Selanjutnya, sebagai generasi penerus bangsa ini (keturunan), kita semua sebagai Masyarakat adat bisa juga di sebut sebagai Warisan seperti yang di maksudkan di atas. Dengan demikian masyarakat  adat bisa di katakan memiliki dua makna. Pertama, sebagai Warisan yang harus dipelihara, dilindungi dan dihormati. Kedua, Masyarakat Adat bisa juga sebagai “Pewaris” dan “Ahli Waris” yang harus bertanggungjawab terhadap Warisan yang dititipkan oleh leluhur kita.

Pertanyaan berikutnya adalah, sudahkan kita memahami bentu-bentuk dan hakekat warisan yang sesungguhnya? Sering kali di jaman yang konon modern ini, warisan hanya dipahami sebagai/atau dalam bentuk harta benda saja. Sementara nilai-nilai serta hak dan kewajiban dalam bentuk spiritualitas sudah terlupakan bahkan diabaikan. Demikian juga halnya sebagai Pewaris, sering kali Pewaris tidak paham apa saja yang wajib diwariskan  kepada Ahli Warisnya. Sekali lagi di jaman yang modern ini, sering kali yang dipahami dan diwariskan hanyalah harta benda saja.

Berikutnya, ada kalanya Pewaris sudah benar dalam mewariskan Warisan kepada Ahli Warisnya. Namun sayang ahli waris yang diberi dan menerima warisan lalai dalam menggunakan, memelihara dan menghormati warisan tersebut. Bahkan menggunakan warisan dengan cara-cara dan untuk hal-hal yang tidak bermartabat, seperti apa yang telah dititipkan dan dimandatkan oleh Pewarisnya (Orang Tua/Pendahulu/Leluhur).

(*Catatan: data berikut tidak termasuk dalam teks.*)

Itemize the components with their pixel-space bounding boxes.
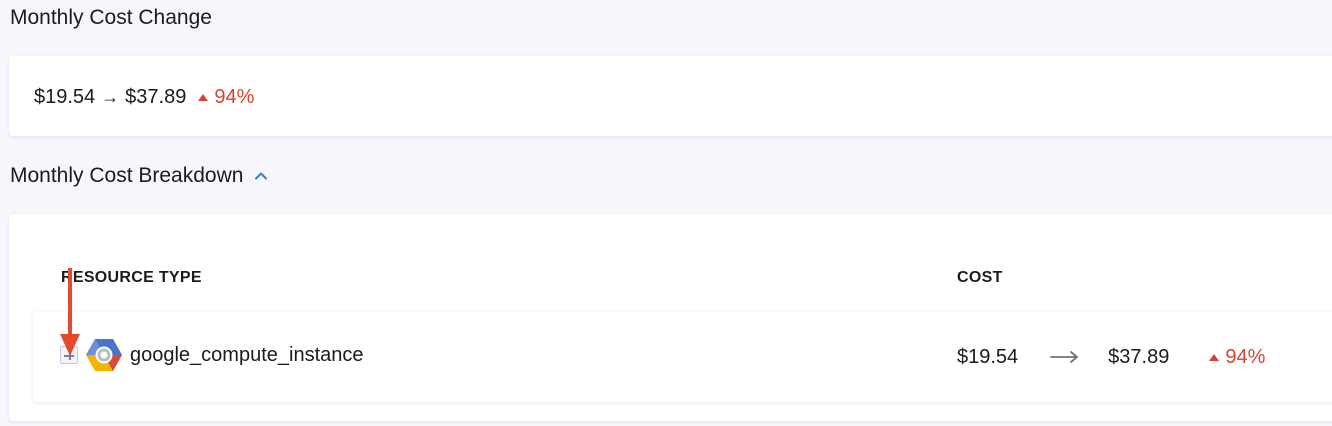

Harus diyakini dan disadari kembali bahwa; menerima, menguasai, dan mengelola Warisan dengan cara-cara yang tidak berbartabat sama saja mengingkari “Hukum Alam”. Dalam filosofi pewarisan ini,  kemartabatan akan ada atau lahir dari kemartabatan pula.  Jika saat ini masyarakat adat  belum bermartabat, maka negara harus segera menghormati dan melindunginya.  Dan jika Negara ini dikelola dengan cara-cara yang tidak bermartabat pula, maka Masyarakat Adat harus menegur dan mengawasinya. Dan jika Masyarakat Adat dan Nagara sama-sama tidak bermartabat, maka keputusan final ada di Sang Penciptanya.

Untuk itu, Negara dan Masyarakat Adat harus duduk bersama dan bersatu padu membangun negeri ini dengan cara-cara yang bermartabat pula. Semoga melalui KMAN IV dapat dipahami dan ditemukan kembali nilai-nilai kemartabatan yang sesungguhnya. Yang konon selama ini terlupakan dan terpinggirkan. Selamat Berkongres!